Esistono diverse varietà di riso che si possono accomunare sotto il nome Carnaroli, ma, nel cuore del Parco Regionale Lombardo della Valle del Ticino, alla Riserva San Massimo si produce solo quello autentico, quello più difficile da coltivare e di ottima qualità. Estesa per oltre 600 ettari nella campagna pavese, la Riserva ne mette a disposizione solo 100 per la coltura del riso, sfruttando, così, i campi più fertili.
Il riso San Massimo viene prodotto in un suggestivo ecosistema caratterizzato di una vasta superficie boschiva naturale e fonti di acqua sorgiva.
“Il nostro territorio rappresenta un unicum del paesaggio circostante – racconta Dino Massignani, direttore dell’Azienda – perché vantiamo una biodiversità straordinaria e, per noi, preziosissima. Abbiamo molta acqua che proviene dalle nostre sorgenti all’interno della riserva e che usiamo per irrigare i campi. Proprio l’acqua dà al terreno le sostanze nutrienti di cui necessita il riso. Inoltre, ci sono paludi, molte specie di animali e tanti alberi da frutta. Addirittura – puntualizza – la FAO ha analizzato il terreno e ha trovato più di 700 specie di insetti e di altri organismi che compongono il perfetto equilibrio della catena alimentare e, di conseguenza, della produzione. Proprio per questo, la Riserva è stata riconosciuta dal 2004 Sito di Interesse Comunitario a protezione speciale. Ed è qui che nasce il nostro riso”.
La risiera e la riserva
Il Carnaroli della Riserva San Massimo cresce in campi ancora incontaminati, campi dove viene lasciata crescere l’erba delle ripe e dove vengono tracciati solchi perimetrali di oltre un metro per garantire sempre una riserva d’acqua, vitale per gli animali e i microrganismi del luogo. “Non vengono usati pesticidi – racconta Massignani – e seguiamo i tempi naturali di crescita”. Il Carnaroli della Riserva, infatti, impiega ben 165 giorni per maturare ed essere pronto alla raccolta. “È un tempo lunghissimo rispetto al solito, ma questo ci consente di avere un chicco sano, grande e ricco di sostanze nutrienti”.

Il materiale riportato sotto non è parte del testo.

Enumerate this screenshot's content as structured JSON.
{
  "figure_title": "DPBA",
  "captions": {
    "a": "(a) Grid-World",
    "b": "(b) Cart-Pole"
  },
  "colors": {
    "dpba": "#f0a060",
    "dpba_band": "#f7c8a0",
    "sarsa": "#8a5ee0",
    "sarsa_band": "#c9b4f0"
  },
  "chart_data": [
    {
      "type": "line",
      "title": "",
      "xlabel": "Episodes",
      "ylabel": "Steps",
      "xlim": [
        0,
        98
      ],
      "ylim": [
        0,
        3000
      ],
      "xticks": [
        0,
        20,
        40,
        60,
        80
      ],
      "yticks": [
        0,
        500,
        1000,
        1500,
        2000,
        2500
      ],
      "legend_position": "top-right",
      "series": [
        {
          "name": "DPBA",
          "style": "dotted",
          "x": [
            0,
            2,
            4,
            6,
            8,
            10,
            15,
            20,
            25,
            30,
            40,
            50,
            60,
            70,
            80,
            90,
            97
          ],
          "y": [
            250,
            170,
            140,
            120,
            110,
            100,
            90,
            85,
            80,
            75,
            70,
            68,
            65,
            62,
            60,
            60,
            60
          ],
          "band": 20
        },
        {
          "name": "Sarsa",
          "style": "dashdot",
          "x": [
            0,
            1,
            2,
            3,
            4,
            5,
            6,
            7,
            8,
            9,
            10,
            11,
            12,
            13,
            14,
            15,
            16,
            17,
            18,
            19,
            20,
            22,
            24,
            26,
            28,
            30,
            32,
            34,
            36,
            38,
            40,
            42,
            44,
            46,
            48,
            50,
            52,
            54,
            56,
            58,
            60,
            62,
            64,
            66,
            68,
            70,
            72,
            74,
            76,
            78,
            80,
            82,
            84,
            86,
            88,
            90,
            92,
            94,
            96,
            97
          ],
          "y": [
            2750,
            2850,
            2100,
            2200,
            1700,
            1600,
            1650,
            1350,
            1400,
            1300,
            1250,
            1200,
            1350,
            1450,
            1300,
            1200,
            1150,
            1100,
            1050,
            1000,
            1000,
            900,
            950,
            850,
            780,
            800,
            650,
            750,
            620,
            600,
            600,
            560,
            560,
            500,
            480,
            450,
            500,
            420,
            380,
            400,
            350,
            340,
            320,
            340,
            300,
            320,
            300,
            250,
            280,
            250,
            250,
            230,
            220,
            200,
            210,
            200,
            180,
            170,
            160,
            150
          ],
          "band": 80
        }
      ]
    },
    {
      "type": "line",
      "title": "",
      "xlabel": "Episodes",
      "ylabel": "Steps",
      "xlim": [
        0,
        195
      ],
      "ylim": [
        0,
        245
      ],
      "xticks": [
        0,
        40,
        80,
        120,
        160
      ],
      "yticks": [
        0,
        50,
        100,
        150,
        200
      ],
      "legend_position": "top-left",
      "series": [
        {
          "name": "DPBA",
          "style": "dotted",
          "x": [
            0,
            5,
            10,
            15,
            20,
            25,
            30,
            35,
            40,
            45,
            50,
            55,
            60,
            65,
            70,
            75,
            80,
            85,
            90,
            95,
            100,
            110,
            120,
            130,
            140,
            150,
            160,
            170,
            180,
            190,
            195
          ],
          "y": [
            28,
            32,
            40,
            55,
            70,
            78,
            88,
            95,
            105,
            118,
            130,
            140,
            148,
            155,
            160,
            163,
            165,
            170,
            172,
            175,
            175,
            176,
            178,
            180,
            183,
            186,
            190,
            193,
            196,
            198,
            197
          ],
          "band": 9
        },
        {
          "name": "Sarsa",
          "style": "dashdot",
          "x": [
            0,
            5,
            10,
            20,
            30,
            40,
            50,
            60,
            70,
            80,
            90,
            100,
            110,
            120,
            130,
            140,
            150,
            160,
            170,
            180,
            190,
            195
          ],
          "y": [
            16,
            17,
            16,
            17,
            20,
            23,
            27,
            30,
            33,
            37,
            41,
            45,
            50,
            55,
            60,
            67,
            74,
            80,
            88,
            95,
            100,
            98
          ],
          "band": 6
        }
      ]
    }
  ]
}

“Dopo la raccolta – spiega ancora – essicchiamo il riso in un impianto a gas metano che non lascia traccia di combustibile e metalli pesanti sui chicchi. Rispetto alle altre aziende, infatti, utilizziamo una temperatura più bassa e quindi impieghiamo anche più tempo”. Questo, spiegano in azienda, per evitare di dare una precottura al chicco e creare microfessure molto dannose.
“Conclusa la prima fase, il riso viene stoccato in particolari silos, arieggiati e protetti, poi viene pilato (cioè i chicchi vengono privati del pericarpo e del tegumento, trasformandosi così nel riso di consumo n.d.r.).
Anche quest’ultima fase viene curata con molta attenzione. Utilizziamo delle particolari macchine pilatrici, chiamate “Amburgo”, molto antiche. Sono tre ruote di pietra che lavorano con velocità differenti, ma sempre molto basse, per mantenere integri i chicchi e preservarne sapore e sostanze organolettiche. Solo al termine di tutto confezioniamo il riso in sacchetti”.
Il chicco del riso Carnaroli San Massimo ha un colore giallo molto intenso, è affusolato, compatto ed è adatto soprattutto per risotti e insalate grazie alla sua bassa collosità.